Answer: RAG with Bedrock Knowledge Bases. The documents change frequently (ruling out fine-tuning, which would require retraining), and the model needs access to private data (ruling out prompt engineering alone). Set up an S3 bucket with the policy documents, create a Knowledge Base, and sync it monthly.
Scenario 2: A company wants to build a customer service bot that checks order status AND answers product questions. What Bedrock features should they combine?
Answer: Bedrock Agent with an action group (Lambda function to query the order database) and a Knowledge Base (product documentation). The agent orchestrates between the two based on the user's question.
Scenario 3: A healthcare company wants to use a foundation model but must ensure no patient PII is included in prompts or responses. What should they implement?

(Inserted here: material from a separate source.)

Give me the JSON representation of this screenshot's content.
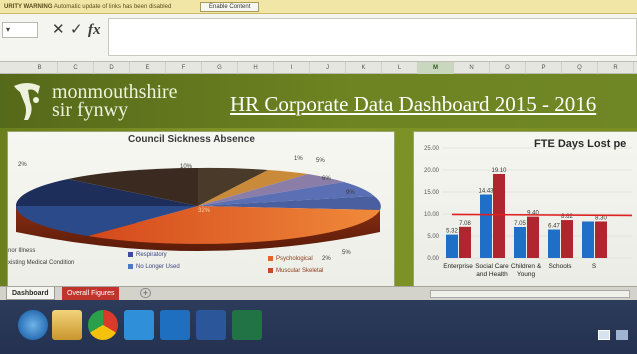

Answer: Bedrock Guardrails with PII redaction enabled. Configure the guardrail to detect and mask healthcare-specific PII types (names, medical record numbers) in both input and output.
Domains 2 and 3 are where the AIF-C01 exam is won or lost. Master the transformer fundamentals, know the Bedrock model families and their differentiators, understand the RAG-vs-fine-tuning decision framework, and be comfortable with Knowledge Bases, Agents, Guardrails, and evaluation metrics. With this foundation, you will be well-prepared to tackle more than half the exam with confidence.